Regular readers of these pages know that we often use columns from Writers on the Range, a nonprofit that describes itself as “dedicated to spurring lively conversation about the West.” It’s a spinoff from High Country News, that excellent chronicler of Western issues of the kind that the Methow Valley faces: land use, water rights, wildlife management, environmental concerns, tourism, regulatory disputes, governance and just getting along with each other.
Writers on the Range produces a column every week that touches on some facet of Western life. I like using the columns because they are well written and researched, and the topics are varied and engaging. While they are not always specifically about our part of the West, the issues addressed are often so similar to ours that I think they are worthwhile for our audience to read — to learn something, and to appreciate that whatever we are dealing with, someone else is also dealing with it in another Western locale.
Such is the case this week in a Writers on the Range column that looks at a couple of innovative housing projects in Utah and Colorado. Providing accessible and affordable housing is an issue in many Western communities, and while there are a lot of ideas about how to approach the problem, they all run up against marketplace obstacles and local economic and political circumstances. It seems like each community is working in something of a vacuum, drawing on other resources but ultimately are on their own when it comes to developing workable approaches. What is successful elsewhere may not be duplicable here, and vice versa.
For that matter, what might work in Winthrop will likely be different from what works in Twisp. Both towns are currently figuring out how to utilize a much-anticipated document that was expected to provide definable actions — hence the Housing Action Plan designation. In retrospect, those expectations were too optimistic.

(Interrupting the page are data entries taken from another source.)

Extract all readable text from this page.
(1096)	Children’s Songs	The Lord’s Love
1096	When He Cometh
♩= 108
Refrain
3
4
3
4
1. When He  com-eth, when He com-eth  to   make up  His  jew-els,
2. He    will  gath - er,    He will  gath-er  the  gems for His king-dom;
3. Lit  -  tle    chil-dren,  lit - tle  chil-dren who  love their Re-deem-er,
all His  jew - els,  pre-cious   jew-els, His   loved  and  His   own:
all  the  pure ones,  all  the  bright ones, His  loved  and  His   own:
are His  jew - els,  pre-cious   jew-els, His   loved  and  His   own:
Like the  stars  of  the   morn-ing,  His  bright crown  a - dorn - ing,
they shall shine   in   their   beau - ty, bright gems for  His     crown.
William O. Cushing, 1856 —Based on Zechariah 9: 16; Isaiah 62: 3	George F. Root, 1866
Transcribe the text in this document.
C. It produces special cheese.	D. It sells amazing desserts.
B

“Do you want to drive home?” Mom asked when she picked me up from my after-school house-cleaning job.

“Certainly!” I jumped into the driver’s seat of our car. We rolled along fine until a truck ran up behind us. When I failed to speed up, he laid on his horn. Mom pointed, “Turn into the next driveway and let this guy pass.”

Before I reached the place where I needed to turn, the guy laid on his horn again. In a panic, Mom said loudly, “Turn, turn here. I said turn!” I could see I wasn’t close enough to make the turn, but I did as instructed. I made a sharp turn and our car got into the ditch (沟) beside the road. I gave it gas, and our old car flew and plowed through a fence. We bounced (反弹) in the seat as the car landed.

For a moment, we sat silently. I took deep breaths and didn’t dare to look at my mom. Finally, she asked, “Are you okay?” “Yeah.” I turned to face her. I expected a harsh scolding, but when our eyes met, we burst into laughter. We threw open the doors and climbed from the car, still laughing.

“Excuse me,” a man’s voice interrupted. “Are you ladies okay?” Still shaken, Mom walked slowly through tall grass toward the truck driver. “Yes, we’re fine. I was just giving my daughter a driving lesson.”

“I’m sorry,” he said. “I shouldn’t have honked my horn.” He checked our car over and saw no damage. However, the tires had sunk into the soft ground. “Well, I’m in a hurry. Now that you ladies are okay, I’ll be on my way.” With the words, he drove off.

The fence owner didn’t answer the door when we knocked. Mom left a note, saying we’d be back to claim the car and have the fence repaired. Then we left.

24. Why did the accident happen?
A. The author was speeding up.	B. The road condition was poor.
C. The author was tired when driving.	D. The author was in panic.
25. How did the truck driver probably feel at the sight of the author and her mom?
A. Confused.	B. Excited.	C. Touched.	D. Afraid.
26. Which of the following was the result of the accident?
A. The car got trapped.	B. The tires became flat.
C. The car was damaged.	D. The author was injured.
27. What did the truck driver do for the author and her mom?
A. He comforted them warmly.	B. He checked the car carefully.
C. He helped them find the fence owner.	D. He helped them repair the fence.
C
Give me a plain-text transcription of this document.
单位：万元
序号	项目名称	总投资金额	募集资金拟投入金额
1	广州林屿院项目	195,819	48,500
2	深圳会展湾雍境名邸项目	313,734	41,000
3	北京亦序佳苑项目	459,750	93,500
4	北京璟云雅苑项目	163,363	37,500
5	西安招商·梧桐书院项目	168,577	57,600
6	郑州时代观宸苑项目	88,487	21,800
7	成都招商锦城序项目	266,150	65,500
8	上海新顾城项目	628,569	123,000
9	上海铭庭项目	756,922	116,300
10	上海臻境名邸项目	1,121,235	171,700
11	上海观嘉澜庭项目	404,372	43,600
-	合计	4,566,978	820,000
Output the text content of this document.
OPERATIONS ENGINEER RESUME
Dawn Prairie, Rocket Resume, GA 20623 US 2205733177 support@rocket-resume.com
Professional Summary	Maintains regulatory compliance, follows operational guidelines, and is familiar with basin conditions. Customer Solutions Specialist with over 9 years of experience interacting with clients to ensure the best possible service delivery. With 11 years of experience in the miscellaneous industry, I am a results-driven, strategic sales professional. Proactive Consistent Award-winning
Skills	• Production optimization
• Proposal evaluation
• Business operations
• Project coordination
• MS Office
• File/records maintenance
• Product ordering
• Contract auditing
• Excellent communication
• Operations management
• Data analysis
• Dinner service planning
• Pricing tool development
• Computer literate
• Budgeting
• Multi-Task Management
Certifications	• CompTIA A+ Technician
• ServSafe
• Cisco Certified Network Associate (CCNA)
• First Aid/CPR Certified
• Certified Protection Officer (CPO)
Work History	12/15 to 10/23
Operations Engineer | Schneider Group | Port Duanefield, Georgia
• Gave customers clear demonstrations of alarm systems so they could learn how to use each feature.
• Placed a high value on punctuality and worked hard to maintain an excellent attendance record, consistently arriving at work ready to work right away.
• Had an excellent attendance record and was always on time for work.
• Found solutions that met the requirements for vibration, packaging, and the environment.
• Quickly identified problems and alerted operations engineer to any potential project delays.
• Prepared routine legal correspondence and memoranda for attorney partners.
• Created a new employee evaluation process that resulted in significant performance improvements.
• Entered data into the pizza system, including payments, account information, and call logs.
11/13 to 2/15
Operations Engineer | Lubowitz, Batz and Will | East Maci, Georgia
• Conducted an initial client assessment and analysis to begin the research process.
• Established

The towns’ separate plans were developed by a consultant under one shared contract that covered work for both towns. Hence, the delivered plans were similar in many respects, notably the data that was gathered to support recommendations. To be fair, the data collection was impressive — and a bit overwhelming, to the extent that the actual recommendations seemed almost like footnotes to a research paper. And while the demographic, economic and marketplace information was revealing, the Housing Action Plans didn’t provide what the towns were hoping for: clear, locally relevant, reasonable recommendations.
The Twisp Town Council was especially underwhelmed by its Housing Action Plan, so much so that the document has been forwarded to the Planning Commission for more parsing in hopes that something actionable can be extracted from it.
Winthrop took a different approach. Town Planner Rocklynn Culp and planning commission members recognized that their Housing Action Plan “did not adequately capture the nuance and context of local housing needs.” Culp and Planning Commission member Simon Windell took on the task of mining the lengthy report for the most relevant information, and adapting it to specific strategies that are being recommended to the Town Council (see a story about that process on page A7 of this week’s newspaper). The result is a much slimmer, easily digestible report that can be the basis for council consideration and action.
Whatever comes of the two action plans won’t be immediate, but it looks like Winthrop will have a jump start in getting some things in process that can be adopted relatively quickly.
The more you read about the affordable housing crisis — and it is no less than that in many communities — the more it becomes obvious that the solutions will be shaped by local initiatives, as they were in the communities cited in the Writers on the Range article this week. The local Housing Action Plans were simply prelude; the hard work of getting some utility out of them will depend on innovative people willing to consider scenarios that neither Twisp nor Winthrop has contemplated before.